THE DIXIE HIGHWAY (Old Brick Road) – This portion of the 5,706-mile-long highway which stretched as far north as Ontario, Canada and as far south as Florida City, Florida is made up of bricks from two major companies; Southern Brick in Tennessee and Graves Brick in Alabama.
HIGHWAYS – The Dixie Highway and U.S. 1
Early county developer Isaac I. Moody, Jr., was elected President of the Board of County Commissioners for St Johns County in 1912. Newspaper accounts show that in Apr 1913 he was in St Augustine with his wife to hear a speech by William Jennings Bryan. They then left for Washington, DC where they attended the Good Roads Convention.

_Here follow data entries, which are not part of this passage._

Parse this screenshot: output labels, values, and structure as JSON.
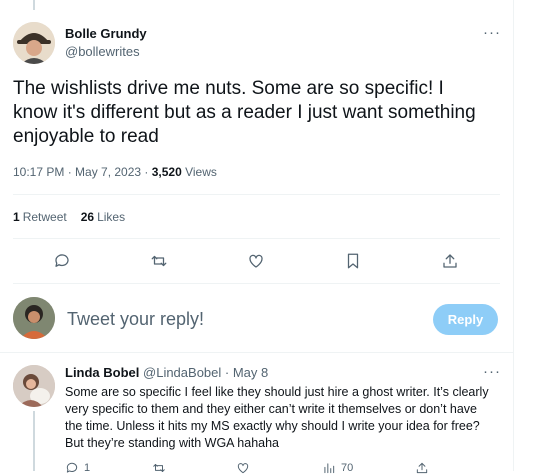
{
  "tweet": {
    "author_name": "Bolle Grundy",
    "author_handle": "@bollewrites",
    "more_label": "···",
    "text": "The wishlists drive me nuts. Some are so specific! I know it's different but as a reader I just want something enjoyable to read",
    "time": "10:17 PM · May 7, 2023 · ",
    "views_count": "3,520",
    "views_label": " Views",
    "retweets_count": "1",
    "retweets_label": "Retweet",
    "likes_count": "26",
    "likes_label": "Likes"
  },
  "actions": [
    {
      "name": "reply-icon"
    },
    {
      "name": "retweet-icon"
    },
    {
      "name": "like-icon"
    },
    {
      "name": "bookmark-icon"
    },
    {
      "name": "share-icon"
    }
  ],
  "composer": {
    "placeholder": "Tweet your reply!",
    "button_label": "Reply",
    "button_color": "#8ecdf7"
  },
  "reply": {
    "author_name": "Linda Bobel",
    "author_handle": "@LindaBobel",
    "separator": " · ",
    "date": "May 8",
    "more_label": "···",
    "text": "Some are so specific I feel like they should just hire a ghost writer. It’s clearly very specific to them and they either can’t write it themselves or don’t have the time. Unless it hits my MS exactly why should I write your idea for free? But they’re  standing with WGA hahaha",
    "reply_count": "1",
    "views_count": "70"
  }
}
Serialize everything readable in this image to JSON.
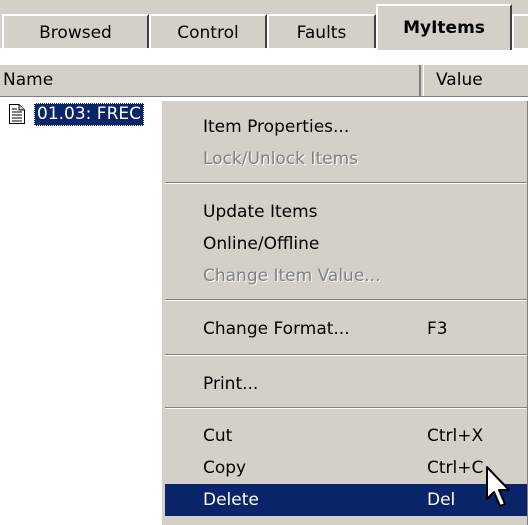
{
  "tabs": [
    {
      "label": "Browsed"
    },
    {
      "label": "Control"
    },
    {
      "label": "Faults"
    },
    {
      "label": "MyItems"
    }
  ],
  "columns": {
    "name": "Name",
    "value": "Value"
  },
  "list": {
    "items": [
      {
        "name": "01.03: FREC",
        "icon": "document-icon",
        "selected": true
      }
    ]
  },
  "context_menu": {
    "items": [
      {
        "label": "Item Properties...",
        "disabled": false
      },
      {
        "label": "Lock/Unlock Items",
        "disabled": true
      },
      {
        "label": "Update Items",
        "disabled": false
      },
      {
        "label": "Online/Offline",
        "disabled": false
      },
      {
        "label": "Change Item Value...",
        "disabled": true
      },
      {
        "label": "Change Format...",
        "shortcut": "F3",
        "disabled": false
      },
      {
        "label": "Print...",
        "disabled": false
      },
      {
        "label": "Cut",
        "shortcut": "Ctrl+X",
        "disabled": false
      },
      {
        "label": "Copy",
        "shortcut": "Ctrl+C",
        "disabled": false
      },
      {
        "label": "Delete",
        "shortcut": "Del",
        "disabled": false,
        "highlighted": true
      }
    ]
  },
  "colors": {
    "face": "#d4d0c8",
    "highlight": "#0a246a",
    "disabled_text": "#808080"
  },
  "cursor": {
    "icon": "arrow-pointer-icon"
  }
}
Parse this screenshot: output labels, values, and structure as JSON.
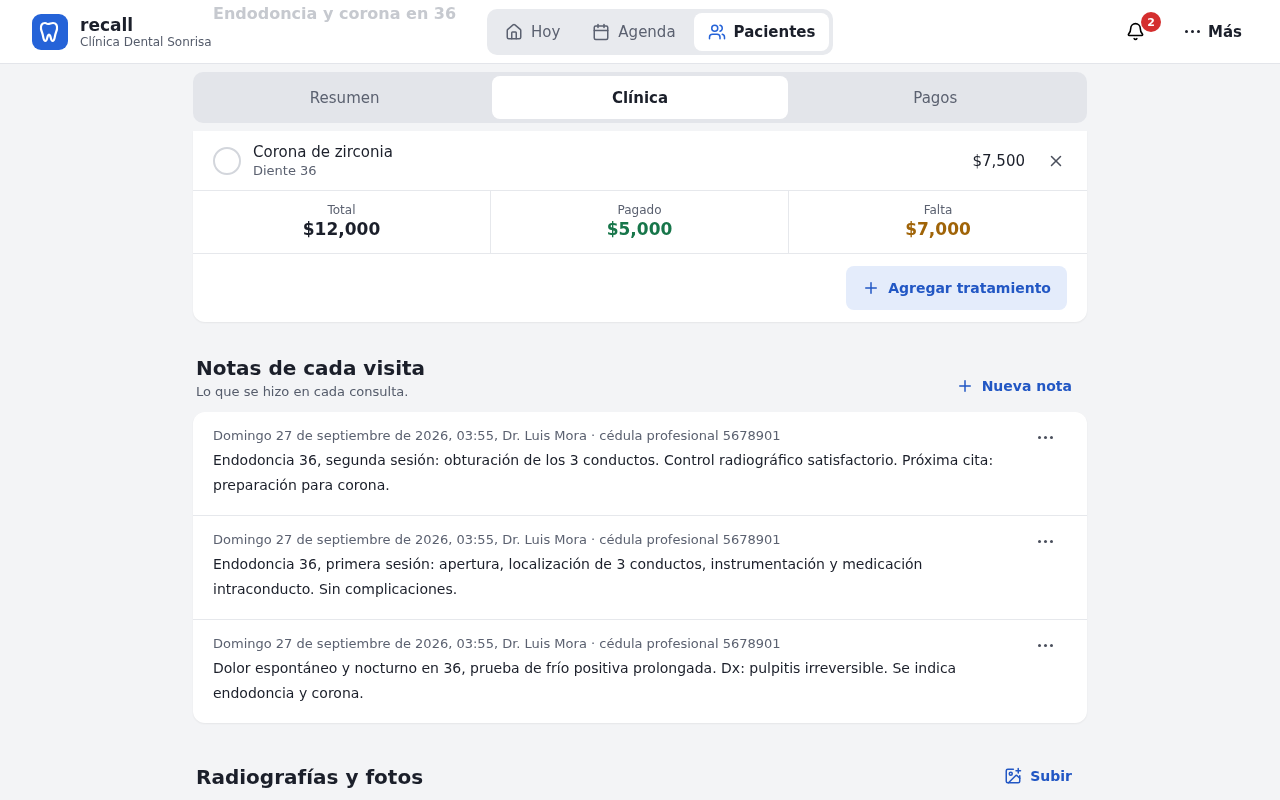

In Apr 1914, Isaac was pleased to announce that St Johns County voters had approved a $650,000 Bond Issue for a new highway to be made of vitrified brick. Soon thereafter work in present-day Flagler County started from the Bunnell State Bank and preceded in two directions, one crew working east to Ocean City and one crew working north towards Espanola. The highway was to become a part of the Dixie Highway, a small network of interconnected paved roads, rather than a single highway that connected the Midwest with the southern United States. It was overseen by the Dixie Highway Association and funded by a group of individuals, businesses, local, and state governments. The federal government played little role, but from the early 1920s on it provided increasing funding, until 1927 when the Dixie Highway Association was disbanded and the highway was taken over as part of the United States highway system with some portions becoming state roads. The Dixie Highway came south from St Augustine, through Hastings, through Espanola and then on to Bunnell. From Bunnell, it went east to Ocean City and then south along the present John Anderson Highway to Volusia CO. Later an extension was added which whet from Bunnell to Korona and then SE to connect with the present John Anderson Highway.
The Dixie Highway, which we now call the old brick road, ceased to be a major roadway, when the New Dixie Highway, named by the State as State Road 4 (now U.S. 1), was opened on 01 Dec 1927 offering a direct route south from St. Augustine to Bunnell, to Korona and on south to Ormond.